Et, des poèmes, l’imagination de Gaston allait au poète. Il rêvait de voir Ronsard, de s’entretenir avec lui, l’imaginant, comme son art, gracieux et robuste, avec le privilège d’une jeunesse éternelle. Aussi eut-il grand’peine à contenir les battemens de son cœur lorsqu’un soir d’automne, après avoir traversé les vastes plaines de la Beauce et les collines du Vendômois, et suivi le cours sinueux du Loir aux eaux claires et vives, il découvrit à ses pieds, dans une vallée où les petits bois alternaient avec des prairies, la masse sombre du prieuré de Croix-Val, dont Ronsard, par une faveur spéciale du roi Charles, et bien que laïc, était devenu prieur.

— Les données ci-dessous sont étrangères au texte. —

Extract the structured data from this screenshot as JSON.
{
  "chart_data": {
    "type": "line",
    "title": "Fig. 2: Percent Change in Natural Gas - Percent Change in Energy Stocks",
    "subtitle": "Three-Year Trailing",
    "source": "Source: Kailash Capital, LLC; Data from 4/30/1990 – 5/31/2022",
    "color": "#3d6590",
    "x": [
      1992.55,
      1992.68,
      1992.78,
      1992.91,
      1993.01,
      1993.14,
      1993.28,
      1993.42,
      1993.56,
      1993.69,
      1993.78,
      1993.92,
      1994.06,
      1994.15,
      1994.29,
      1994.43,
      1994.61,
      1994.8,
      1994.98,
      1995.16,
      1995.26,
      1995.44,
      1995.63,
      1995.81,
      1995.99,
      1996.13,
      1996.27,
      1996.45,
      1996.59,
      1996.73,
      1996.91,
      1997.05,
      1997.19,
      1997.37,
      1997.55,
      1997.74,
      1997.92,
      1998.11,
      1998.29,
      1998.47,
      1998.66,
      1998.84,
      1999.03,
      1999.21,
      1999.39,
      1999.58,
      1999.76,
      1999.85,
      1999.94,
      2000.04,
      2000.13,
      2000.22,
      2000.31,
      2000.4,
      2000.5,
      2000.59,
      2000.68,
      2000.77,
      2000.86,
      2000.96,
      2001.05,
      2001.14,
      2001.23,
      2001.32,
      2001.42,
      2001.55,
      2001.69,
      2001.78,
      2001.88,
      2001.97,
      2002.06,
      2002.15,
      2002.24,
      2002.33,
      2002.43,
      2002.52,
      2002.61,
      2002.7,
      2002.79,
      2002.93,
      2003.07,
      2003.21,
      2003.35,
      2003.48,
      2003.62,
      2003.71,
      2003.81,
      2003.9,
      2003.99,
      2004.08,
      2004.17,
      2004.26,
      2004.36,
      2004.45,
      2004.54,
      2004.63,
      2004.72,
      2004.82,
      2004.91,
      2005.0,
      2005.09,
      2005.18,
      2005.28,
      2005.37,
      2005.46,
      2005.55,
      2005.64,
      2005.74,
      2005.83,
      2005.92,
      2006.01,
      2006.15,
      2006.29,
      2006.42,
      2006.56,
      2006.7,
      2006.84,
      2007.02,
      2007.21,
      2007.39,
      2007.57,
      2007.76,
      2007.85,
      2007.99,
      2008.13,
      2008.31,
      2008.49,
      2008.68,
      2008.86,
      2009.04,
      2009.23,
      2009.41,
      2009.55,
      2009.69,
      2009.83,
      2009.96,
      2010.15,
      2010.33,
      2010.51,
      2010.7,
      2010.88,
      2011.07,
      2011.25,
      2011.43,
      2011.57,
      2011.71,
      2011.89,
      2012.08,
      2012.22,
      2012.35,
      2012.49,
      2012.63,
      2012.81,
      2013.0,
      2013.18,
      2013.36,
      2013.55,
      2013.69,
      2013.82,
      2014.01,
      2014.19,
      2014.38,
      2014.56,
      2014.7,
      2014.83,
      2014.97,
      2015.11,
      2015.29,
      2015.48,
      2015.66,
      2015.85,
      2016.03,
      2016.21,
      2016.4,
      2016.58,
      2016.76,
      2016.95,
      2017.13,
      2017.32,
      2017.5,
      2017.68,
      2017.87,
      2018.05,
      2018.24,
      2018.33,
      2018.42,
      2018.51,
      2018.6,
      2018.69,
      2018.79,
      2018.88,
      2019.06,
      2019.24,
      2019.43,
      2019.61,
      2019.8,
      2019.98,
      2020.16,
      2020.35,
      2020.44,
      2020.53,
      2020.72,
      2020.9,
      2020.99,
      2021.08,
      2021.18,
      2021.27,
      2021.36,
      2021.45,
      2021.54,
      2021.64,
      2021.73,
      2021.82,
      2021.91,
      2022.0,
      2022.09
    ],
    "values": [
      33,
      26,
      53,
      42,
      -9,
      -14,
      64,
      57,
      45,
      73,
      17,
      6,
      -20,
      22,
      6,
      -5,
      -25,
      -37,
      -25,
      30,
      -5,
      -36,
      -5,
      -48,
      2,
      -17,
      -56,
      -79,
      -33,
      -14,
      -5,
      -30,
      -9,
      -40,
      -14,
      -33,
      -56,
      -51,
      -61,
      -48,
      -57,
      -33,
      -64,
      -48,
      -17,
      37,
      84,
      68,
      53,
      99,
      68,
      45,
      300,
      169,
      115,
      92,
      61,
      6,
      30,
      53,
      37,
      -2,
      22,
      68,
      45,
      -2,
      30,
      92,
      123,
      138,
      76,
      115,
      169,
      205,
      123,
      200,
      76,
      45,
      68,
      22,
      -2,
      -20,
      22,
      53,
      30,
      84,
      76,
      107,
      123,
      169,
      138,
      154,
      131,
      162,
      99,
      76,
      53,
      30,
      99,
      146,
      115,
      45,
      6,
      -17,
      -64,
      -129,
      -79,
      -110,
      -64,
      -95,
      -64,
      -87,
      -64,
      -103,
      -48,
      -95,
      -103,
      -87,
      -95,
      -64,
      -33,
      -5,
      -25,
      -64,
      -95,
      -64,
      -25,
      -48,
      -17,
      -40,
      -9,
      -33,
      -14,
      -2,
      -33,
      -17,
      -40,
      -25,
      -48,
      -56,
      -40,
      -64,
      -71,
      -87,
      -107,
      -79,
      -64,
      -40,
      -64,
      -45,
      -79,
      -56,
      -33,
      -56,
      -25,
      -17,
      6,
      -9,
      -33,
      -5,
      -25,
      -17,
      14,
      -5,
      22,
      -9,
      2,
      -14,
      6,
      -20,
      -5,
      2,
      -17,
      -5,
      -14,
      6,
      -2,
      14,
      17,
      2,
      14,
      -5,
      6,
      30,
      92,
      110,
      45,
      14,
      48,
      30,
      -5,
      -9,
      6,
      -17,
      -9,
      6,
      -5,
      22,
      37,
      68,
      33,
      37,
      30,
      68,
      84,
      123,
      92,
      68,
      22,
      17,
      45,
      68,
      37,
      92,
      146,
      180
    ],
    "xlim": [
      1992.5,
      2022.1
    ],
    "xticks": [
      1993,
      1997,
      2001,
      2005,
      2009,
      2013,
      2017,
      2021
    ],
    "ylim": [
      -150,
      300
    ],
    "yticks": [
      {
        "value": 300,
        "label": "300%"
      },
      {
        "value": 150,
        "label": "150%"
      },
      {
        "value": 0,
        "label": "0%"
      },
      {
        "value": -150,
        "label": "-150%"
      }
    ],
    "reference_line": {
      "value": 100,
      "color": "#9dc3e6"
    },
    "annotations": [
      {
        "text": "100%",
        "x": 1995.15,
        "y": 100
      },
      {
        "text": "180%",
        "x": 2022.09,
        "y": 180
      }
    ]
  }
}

« Dans un jardin dont les hautes murailles étaient couvertes de fruits en espalier, à travers la porte grande ouverte, Gaston aperçut une maigre figure au nez crochu, une vraie figure de sorcier. C’était un homme occupé à bêcher, trop occupé sans doute pour relever la tête, et pour regarder les passans. Ou bien était-il donc sourd, pour que trois fois Gaston ait dû lui répéter sa question : « Sa Révérence le Prieur, pourrais-je le voir ? » Enfin la réponse vint : « Vous le voyez devant vous ! » Et un visage tout en nerfs, en nerfs agités et vibrans, se tourna vers le jeune homme avec un regard bienveillant, où se lisait une vanité agréablement réveillée… Le grand poète avait toujours aimé le jardinage. Il s’y livrait maintenant avec passion, pour lutter contre la goutte qui l’avait envahi : s’intéressant, en vérité, non pas à des fleurs de choix comme aurait pu l’imaginer Gaston, mais à de bons légumes pour son garde-manger. Une cloche sonna. Ronsard jeta sa bêche, et conduisit son visiteur à la chapelle du prieuré, non sans avoir examiné en connaisseur la girouette, sur le clocher, et annoncé pour le soir une tourmente de neige. Et bientôt Gaston le vit, la tête coiffée d’une calotte pourpre, et vêtu d’un élégant surplis, assistant son confidentiaire qui officiait à l’autel. »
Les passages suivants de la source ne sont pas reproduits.